2. Une poésie conjuratoire
La poésie et la pensée de Mandelstam se déploient au risque de ce danger radical : la perte du verbe. Seule la parole poétique, affrontant le déchaînement toujours possible des « ennemis du mot », est capable de venir combler les béances ouvertes par le temps. Comme toute grande poésie, les vers de Tristia sont, par nature, conjuratoires. Ils énoncent, avant même les textes théoriques du début des années 1920 (« Le mot et la culture », 1921), l'impératif catégorique de Mandelstam : toute grande œuvre est forcément déjà en avant de nous et de notre temps, puisqu'elle est de l'ordre du devoir-être et non de l'ordre du fait historique. Le poète confie alors au mot la mission de réinventer un monde humanisé, un séjour qui soit authentiquement nôtre, et où puisse se lever l'esprit qui dort au fond des choses.

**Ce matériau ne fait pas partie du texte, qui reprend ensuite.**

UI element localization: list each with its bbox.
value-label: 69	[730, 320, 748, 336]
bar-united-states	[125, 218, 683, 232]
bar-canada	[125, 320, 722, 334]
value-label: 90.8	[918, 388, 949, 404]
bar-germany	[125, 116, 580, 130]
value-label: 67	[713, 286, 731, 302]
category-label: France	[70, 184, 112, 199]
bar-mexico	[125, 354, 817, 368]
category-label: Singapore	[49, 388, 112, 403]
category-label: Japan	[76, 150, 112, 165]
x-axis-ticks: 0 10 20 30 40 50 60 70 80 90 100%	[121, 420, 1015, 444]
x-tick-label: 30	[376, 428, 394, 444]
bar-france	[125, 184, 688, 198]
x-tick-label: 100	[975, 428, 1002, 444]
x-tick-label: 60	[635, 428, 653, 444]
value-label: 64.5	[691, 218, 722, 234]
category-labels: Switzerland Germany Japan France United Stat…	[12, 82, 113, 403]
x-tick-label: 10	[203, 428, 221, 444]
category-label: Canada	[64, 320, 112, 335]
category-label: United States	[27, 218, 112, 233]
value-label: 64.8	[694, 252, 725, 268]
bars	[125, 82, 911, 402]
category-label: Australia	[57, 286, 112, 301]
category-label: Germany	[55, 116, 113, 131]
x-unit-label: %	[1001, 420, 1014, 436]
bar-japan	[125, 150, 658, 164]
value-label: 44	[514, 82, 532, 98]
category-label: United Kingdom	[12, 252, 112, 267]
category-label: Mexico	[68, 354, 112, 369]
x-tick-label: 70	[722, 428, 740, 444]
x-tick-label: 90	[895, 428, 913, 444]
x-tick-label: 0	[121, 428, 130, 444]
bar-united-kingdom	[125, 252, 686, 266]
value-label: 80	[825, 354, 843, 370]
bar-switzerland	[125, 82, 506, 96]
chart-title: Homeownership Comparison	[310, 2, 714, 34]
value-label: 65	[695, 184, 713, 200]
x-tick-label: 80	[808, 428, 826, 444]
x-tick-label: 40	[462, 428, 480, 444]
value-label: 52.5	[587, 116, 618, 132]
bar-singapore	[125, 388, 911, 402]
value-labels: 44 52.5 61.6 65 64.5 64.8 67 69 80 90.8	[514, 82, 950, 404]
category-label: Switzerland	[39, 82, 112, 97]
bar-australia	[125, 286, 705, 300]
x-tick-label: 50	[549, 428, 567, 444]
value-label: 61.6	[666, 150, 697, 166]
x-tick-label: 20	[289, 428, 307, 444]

Cette tâche, les vers de Tristia l'assument magistralement, grâce à leur voix à la fois solennelle, familière et blessée. Ils allient dans un grand mouvement de synthèse la Grèce et la Russie, la Toscane et Moscou, Hélène et Lia, les temps de la légende et ceux de l'histoire. Complexes, souvent obscurs, hiératiques dans leur régularité métrique, ils construisent un espace poétique et musical où la syntaxe ouverte, la modalisation aléatoire creusent une ambiguïté sémantique riche de significations. S'y édifie, à la frontière de l'ombre et du chaos, le rapport intelligible de l'homme et du temps, et s'y réaffirme la fonction sacrée du mot poétique. Ce sont aussi ces vers qui font de Mandelstam le grand poète qui, des années plus tard, recru d'épreuves et d'angoisses, écrira les « Vers arméniens » puis les « Cahiers de Voronèje », avant de « mourir en scrutant le destin ».